Türk tarımının temel problemi olan dengesiz üretim miktarları, hükümetlerin verdiği taban fiyatlarla, telefi edici ödemelerle veya doğrudan gelir desteği ile kısacası geçici çözümlerle halledilemez.
Ülkemiz topraklarındaki tarımsal üretimi büyük bir nehire benzetirsek siyasi karar vericiler, nehre yıllarca akabilecek büyük bir yataktan akıtarak denize ulaştırmak yerine, suyu binlerce parçaya bölüp dağıtarak kurutmak üzeredir.
Türkiye’de tarım ve hayvancılık ilerici planlar ve modern tarım politikaları oluşturulmadığı için rekolteler düşmüş, tarım toprakları yavaş yavaş çorak topraklar haline gelmiştir. Bunun sonucunda ise ülkemiz dışarıya el açar olmuş ve hep övündüğümüz tarım ülkesi olma özelliğimiz artık tarih olmuştur.
Verimliliğin artırılması için tarımda yeniden yapılanma amacıyla toprak ve tohum araştırmalarının mutlaka yapılması, teknolojik gelişmeler ve dünya tarımından yaşanan yeniliklerin takip edilmesi, bu konularda uygun planlama stratejileri geliştirilmesi gerekmektedir. Toprak analizi yapılmadan hangi toprağa hangi ürünün ekileceği bilinemez. Doğru toprağa doğru tohum ekimi ancak toprağın verimlilik analizi ile gerçekleşir.
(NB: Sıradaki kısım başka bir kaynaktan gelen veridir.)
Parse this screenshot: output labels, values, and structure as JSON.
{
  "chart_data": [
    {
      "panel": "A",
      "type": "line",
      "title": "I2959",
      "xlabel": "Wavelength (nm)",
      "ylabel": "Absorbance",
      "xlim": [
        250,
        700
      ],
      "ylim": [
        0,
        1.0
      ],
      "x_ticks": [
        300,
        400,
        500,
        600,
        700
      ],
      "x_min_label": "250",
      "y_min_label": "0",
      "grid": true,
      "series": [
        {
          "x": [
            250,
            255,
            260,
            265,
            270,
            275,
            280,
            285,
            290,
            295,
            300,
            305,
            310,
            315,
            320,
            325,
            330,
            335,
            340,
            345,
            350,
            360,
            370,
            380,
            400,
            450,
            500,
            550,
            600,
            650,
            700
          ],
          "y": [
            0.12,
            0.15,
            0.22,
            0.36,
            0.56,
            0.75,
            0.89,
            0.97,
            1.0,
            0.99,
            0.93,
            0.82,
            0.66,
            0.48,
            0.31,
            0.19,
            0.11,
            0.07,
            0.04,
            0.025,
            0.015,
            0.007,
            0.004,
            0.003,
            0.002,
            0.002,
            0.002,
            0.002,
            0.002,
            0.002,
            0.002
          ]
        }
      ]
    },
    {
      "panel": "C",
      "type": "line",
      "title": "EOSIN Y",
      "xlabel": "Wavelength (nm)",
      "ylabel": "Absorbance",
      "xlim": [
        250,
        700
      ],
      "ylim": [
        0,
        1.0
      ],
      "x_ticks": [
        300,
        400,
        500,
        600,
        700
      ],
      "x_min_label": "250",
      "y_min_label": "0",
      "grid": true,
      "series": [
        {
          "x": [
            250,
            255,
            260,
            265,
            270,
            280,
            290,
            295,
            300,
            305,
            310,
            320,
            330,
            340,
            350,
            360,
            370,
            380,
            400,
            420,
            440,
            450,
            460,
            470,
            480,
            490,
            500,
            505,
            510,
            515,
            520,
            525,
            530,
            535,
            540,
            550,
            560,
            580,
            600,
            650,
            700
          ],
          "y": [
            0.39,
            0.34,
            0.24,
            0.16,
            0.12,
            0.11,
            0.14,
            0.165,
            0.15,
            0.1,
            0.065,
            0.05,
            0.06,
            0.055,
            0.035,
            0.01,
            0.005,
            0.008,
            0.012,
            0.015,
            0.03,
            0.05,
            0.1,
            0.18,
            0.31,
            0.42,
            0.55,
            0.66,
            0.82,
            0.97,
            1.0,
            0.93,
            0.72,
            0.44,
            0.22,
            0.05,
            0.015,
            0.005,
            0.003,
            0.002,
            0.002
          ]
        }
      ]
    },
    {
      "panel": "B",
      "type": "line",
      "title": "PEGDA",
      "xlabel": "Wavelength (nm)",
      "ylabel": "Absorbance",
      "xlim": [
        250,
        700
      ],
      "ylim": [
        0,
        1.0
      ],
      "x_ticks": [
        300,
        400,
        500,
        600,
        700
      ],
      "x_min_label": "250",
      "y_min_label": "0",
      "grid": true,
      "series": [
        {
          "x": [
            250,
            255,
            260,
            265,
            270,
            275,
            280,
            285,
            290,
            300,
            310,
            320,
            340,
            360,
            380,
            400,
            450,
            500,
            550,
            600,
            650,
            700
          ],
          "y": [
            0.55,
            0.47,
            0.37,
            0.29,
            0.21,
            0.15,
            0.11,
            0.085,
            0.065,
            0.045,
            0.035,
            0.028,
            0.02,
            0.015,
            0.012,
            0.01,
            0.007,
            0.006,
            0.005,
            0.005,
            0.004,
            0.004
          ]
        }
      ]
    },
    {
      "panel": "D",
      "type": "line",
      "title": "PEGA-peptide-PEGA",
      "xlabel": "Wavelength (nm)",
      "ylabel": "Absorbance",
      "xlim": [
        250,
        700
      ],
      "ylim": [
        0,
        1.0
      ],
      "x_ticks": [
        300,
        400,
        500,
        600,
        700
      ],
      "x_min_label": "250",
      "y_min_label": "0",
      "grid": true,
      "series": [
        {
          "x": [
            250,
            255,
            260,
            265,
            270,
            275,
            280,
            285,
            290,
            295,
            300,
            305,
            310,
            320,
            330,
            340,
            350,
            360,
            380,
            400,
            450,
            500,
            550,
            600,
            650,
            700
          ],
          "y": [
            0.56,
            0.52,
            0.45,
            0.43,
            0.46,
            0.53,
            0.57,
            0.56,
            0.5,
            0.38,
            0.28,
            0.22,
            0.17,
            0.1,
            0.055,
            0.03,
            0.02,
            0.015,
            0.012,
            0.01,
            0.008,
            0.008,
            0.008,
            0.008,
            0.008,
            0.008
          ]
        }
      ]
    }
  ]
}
Tarımda yanan kan kaybını önleyebilmemiz için karar verici konumunda olan politikacılarımızın, toprağın değerini bilen, tarımı önemseyen, ekonomik ve tarımsal kayba neden olacak davranış ve kararlardan kaçınan, tarım alanlarını politik çıkar sağlama düşüncesi ve rant hesaplarıyla talan ettirmeyen, amacı dışında kullandırmayan, mevcut yasaları uygulayan kişilerden seçilmeleri gerekmektedir.
Yapılan projeler uygulanamadığı için, son dönemde “revize edilen projeler” söylemleri sık sık duyulur oldu. Doğrudan gelir desteği ve telafi edici ödeme tarzı revize edilen projelerle tekrar gündeme geldi.
Bir konu üzerinde sorunlar belirtilirken, çözüm önerileri de beraberinde sunulmalıdır. Aksi takdirde sorunlar çözümsüzleşerek, sorun olarak kalmaya devam eder. 57. Hükümet ise alternatif ürün projesi ile tütün yerine başka ürün ekimini önermekte ancak ürün isimlerini netleştirememektedir.
Tarım sektöründeki ikinci büyük tartışma ise “çiftçiye giden paralar” konusunudur. Çiftçi kayıt sistemi ciddi bir şekilde yapılmazsa şehirde oturup arazisini kullanıma verenler ya da tarım arazileri olmadığı halde elindekileri yanlış beyan edenlere ödeme yapılırsa, paralar çiftçiye değil şehirliye gider. Daha öncesinde yaşananların tekrarlanmaması ve devletin parasının boşa gitmemesi için 81 il ve 800 ilçede arazi ölçümleri yapılarak çiftçi kayıt sistemine gidilmeli, araziler fişlenmelidir. Eğer ciddi bir şekilde organize edilmez ve kayıt altına alınmazsa doğrudan gelir dengesi ve telafi edici ödemeler doğru adreslere gitmez.
Ülkemizin sağlıklı geleceğini düşünerek tarımsal üretimdeki verimi artırmalıyız. Çünkü bu artış gelecek nesiller için yaşam güvencesi olacaktır.